I think the specification should be clear about behaviour in all of the cases in the original post, but probably not by actually exhaustively listing all of them.
Geckodriver 0.24.0 now returns "unknown error" if the crash occurs during
Execute Async Script. Chromedriver 73.0.3683.68 still returns "success" with
data null. I'll include a Bash script below in case that's helpful for
researching this.
Is this something that we could leave undefined for webdriver but focus on the work in WPT et al. for now and see if there is commonality after that work?
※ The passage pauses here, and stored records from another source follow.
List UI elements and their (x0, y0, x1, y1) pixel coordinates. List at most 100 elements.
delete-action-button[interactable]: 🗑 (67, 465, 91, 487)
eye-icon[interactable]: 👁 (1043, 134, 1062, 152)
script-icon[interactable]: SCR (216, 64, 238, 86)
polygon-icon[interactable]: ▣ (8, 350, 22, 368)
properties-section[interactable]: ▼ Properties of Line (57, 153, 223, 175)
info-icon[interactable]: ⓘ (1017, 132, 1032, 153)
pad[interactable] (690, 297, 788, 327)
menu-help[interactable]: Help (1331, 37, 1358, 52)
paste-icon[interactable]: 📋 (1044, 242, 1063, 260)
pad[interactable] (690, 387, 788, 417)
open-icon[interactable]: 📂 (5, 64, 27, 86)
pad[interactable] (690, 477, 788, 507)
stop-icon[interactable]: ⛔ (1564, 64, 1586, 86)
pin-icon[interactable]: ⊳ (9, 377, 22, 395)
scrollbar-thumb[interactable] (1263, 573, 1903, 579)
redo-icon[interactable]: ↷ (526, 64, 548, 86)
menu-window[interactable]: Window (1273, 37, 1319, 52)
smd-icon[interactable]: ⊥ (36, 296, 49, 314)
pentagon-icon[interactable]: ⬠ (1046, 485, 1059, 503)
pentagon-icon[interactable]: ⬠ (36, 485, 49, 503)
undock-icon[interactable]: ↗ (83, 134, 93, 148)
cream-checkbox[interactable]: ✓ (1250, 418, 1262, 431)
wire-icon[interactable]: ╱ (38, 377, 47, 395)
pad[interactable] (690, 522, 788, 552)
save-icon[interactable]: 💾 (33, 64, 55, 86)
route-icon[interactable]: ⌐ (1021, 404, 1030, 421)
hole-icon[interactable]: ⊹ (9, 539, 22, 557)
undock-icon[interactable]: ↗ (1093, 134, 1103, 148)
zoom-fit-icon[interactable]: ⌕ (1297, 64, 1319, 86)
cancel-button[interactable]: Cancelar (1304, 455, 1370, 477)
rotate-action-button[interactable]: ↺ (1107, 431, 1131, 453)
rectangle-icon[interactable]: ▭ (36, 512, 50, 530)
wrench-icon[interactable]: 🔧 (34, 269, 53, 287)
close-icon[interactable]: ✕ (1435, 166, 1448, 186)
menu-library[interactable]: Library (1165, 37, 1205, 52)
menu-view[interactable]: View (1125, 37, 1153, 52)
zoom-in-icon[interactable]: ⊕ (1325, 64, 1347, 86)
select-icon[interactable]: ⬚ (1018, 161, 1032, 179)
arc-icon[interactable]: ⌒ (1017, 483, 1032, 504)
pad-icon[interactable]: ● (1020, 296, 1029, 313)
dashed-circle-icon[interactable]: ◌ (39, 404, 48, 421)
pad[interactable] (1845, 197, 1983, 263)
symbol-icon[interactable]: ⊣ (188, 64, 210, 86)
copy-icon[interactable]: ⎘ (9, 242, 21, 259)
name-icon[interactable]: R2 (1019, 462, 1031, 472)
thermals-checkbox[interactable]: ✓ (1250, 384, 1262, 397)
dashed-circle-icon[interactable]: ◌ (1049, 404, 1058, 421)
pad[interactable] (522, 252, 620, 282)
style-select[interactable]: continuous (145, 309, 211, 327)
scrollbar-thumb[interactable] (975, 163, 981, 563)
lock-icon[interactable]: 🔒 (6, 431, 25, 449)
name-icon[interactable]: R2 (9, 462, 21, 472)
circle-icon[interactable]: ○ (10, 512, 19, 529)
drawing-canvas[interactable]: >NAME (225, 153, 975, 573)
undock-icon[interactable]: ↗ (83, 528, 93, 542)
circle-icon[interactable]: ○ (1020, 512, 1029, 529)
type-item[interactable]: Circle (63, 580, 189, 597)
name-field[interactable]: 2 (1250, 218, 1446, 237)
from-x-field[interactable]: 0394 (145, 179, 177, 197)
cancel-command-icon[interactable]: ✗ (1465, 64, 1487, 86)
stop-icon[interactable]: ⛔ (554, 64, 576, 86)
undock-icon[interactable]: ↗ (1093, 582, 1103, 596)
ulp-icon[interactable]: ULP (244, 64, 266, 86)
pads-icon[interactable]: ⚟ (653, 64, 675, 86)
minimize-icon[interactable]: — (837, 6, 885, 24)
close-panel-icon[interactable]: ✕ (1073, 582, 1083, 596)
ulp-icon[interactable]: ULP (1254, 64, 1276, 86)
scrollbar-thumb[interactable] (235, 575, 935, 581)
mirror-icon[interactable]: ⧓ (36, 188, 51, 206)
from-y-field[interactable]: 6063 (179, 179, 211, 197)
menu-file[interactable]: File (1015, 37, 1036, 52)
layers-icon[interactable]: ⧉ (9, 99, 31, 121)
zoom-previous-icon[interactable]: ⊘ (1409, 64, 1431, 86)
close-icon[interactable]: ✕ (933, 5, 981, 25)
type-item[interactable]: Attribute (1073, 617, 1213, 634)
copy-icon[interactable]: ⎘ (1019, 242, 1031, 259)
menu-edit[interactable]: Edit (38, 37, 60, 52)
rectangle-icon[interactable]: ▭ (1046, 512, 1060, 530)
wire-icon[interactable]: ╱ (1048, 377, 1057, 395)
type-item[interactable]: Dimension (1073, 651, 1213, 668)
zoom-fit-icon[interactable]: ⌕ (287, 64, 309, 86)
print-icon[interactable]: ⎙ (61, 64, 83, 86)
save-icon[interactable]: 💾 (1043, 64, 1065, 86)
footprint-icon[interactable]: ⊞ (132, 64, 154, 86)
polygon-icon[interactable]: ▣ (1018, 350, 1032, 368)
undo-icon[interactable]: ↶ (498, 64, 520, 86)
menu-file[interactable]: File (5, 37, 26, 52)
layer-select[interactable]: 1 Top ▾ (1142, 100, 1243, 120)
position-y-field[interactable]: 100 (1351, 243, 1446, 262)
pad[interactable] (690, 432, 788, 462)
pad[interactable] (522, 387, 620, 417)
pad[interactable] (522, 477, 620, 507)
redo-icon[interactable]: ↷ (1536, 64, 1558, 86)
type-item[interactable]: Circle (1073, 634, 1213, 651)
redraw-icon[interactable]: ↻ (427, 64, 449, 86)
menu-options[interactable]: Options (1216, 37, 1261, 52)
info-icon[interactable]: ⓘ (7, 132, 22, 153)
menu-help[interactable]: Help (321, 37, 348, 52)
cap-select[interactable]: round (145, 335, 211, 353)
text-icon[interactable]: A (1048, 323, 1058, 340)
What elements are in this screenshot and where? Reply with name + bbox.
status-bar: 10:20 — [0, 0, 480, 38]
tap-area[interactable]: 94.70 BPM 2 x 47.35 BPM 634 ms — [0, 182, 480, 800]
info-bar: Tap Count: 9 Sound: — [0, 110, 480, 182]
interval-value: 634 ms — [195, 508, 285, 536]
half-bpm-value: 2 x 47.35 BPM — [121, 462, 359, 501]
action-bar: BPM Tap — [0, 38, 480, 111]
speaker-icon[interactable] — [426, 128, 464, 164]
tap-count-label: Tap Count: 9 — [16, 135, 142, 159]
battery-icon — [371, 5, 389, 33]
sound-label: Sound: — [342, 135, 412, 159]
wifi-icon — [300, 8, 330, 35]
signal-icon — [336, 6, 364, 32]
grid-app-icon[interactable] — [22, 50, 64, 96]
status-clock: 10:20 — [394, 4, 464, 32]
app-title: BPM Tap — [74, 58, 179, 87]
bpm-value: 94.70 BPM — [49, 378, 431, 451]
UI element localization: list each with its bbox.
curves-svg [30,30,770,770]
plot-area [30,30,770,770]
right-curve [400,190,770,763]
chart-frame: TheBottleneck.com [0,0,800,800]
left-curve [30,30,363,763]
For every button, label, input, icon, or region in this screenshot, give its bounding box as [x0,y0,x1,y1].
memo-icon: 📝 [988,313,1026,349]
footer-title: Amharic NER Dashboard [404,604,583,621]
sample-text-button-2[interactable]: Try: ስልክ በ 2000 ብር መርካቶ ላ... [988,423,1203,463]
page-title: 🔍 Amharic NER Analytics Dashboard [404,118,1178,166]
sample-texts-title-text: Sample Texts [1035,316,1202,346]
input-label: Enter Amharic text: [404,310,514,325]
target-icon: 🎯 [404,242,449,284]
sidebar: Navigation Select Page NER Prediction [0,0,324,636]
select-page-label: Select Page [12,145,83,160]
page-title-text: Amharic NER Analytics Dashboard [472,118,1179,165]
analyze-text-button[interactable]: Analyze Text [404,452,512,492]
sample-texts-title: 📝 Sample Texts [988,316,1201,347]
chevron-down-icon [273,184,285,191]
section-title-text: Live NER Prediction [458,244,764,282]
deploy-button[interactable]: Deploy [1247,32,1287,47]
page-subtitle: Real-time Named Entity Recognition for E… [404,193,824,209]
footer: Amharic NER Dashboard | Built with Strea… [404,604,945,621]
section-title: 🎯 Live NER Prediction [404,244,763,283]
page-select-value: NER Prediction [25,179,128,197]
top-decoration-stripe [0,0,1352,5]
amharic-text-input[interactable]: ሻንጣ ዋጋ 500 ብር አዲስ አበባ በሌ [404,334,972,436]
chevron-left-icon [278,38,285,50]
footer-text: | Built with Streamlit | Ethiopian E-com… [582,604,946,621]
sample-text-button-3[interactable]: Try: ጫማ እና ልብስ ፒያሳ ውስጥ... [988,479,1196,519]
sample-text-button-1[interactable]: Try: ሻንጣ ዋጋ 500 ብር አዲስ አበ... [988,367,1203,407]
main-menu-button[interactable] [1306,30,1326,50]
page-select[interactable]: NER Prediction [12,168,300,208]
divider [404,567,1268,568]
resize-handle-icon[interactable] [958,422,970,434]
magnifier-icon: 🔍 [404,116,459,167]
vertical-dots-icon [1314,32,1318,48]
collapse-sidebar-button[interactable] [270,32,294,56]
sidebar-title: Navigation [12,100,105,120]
Here's a workaround for one specific case of this in WPT's tooling:
https://github.com/web-platform-tests/wpt/pull/16157
`webdriver-crash.sh`
#!/bin/bash
set -e
port=2323
webdriver_bin=$1
if [ ! -x "${webdriver_bin}" ]; then
echo Usage: $0 PATH_TO_WEBDRIVER_EXECUTABLE >&2
exit 1
fi
$webdriver_bin --port=${port} > /dev/null &
webdriver_pid=$!
function cleanup {
if [ -n "${session_id}" ]; then
curl \
-X DELETE \
--silent \
http://localhost:${port}/session/${session_id} > /dev/null
fi
if [ -n "${webdriver_pid}" ]; then
kill -9 ${webdriver_pid}
fi
}
trap cleanup EXIT
sleep 1
session_id=$(
curl \
--data '{"desiredCapabilities":{}}' \
--silent \
http://localhost:${port}/session | \
python -m json.tool | \
grep sessionId | \
sed -e 's/^.*://' -e 's/.*"\([^"]\+\)".*/\1/'
)
curl \
--verbose \
--data '{"script": "", "args": []}' \
http://localhost:${port}/session/${session_id}/execute/async &
browser_pid=$(ps aux | \
grep -E 'chrom.*enable-automatio[n]|firefox.*marionett[e]' | \
grep -v renderer | \
awk '{print $2}')
echo Browser process running with identifier $browser_pid.
if kill -9 $browser_pid; then
echo Process successfully terminated.
else
echo Unable to terminate process.
fi
As @AutomatedTester suggested on Matrix this issue might fit with our recent discussion at TPAC around unexpected navigations during command execution. See the full minutes here:
https://www.w3.org/2020/10/27-webdriver-minutes.html#t05
@shs96c given that you wanted to follow-up, do you think that's right? If yes, we can slightly modify the summary of this issue.
I would like to see some action on this particular issue given that it somewhat interferes us when doing our site-isolation work. As discussed in the TPAC meeting a couple of commands should survive such a situation, and I assume that these are those commands that do not directly interact with the DOM like commands related to cookies, contexts (except switch to (parent) frame), timeouts, and session.
For commands that error out (like for actions) would we need a new error type, or are we trying to use a matching existent error if available, eg. for element interaction commands no such element? And if no such error exists we would fallback to a new one, eg. navigation/crash during Execute Script.
Note that with a page load strategy of None nearly any command that interacts with the DOM could actually fail when called right after a navigation has been initiated. The exact time when the DOM of the current page gets swapped with one of the target page is unknown and racy. In case of Marionette/geckodriver we can perfectly see it failing when waiting for an element, and an implicit timeout set.
Before defining the behavior for all the commands maybe we could get clarification first on the basic (error) handling as described above? I'm happy to contribute the required wdspec tests.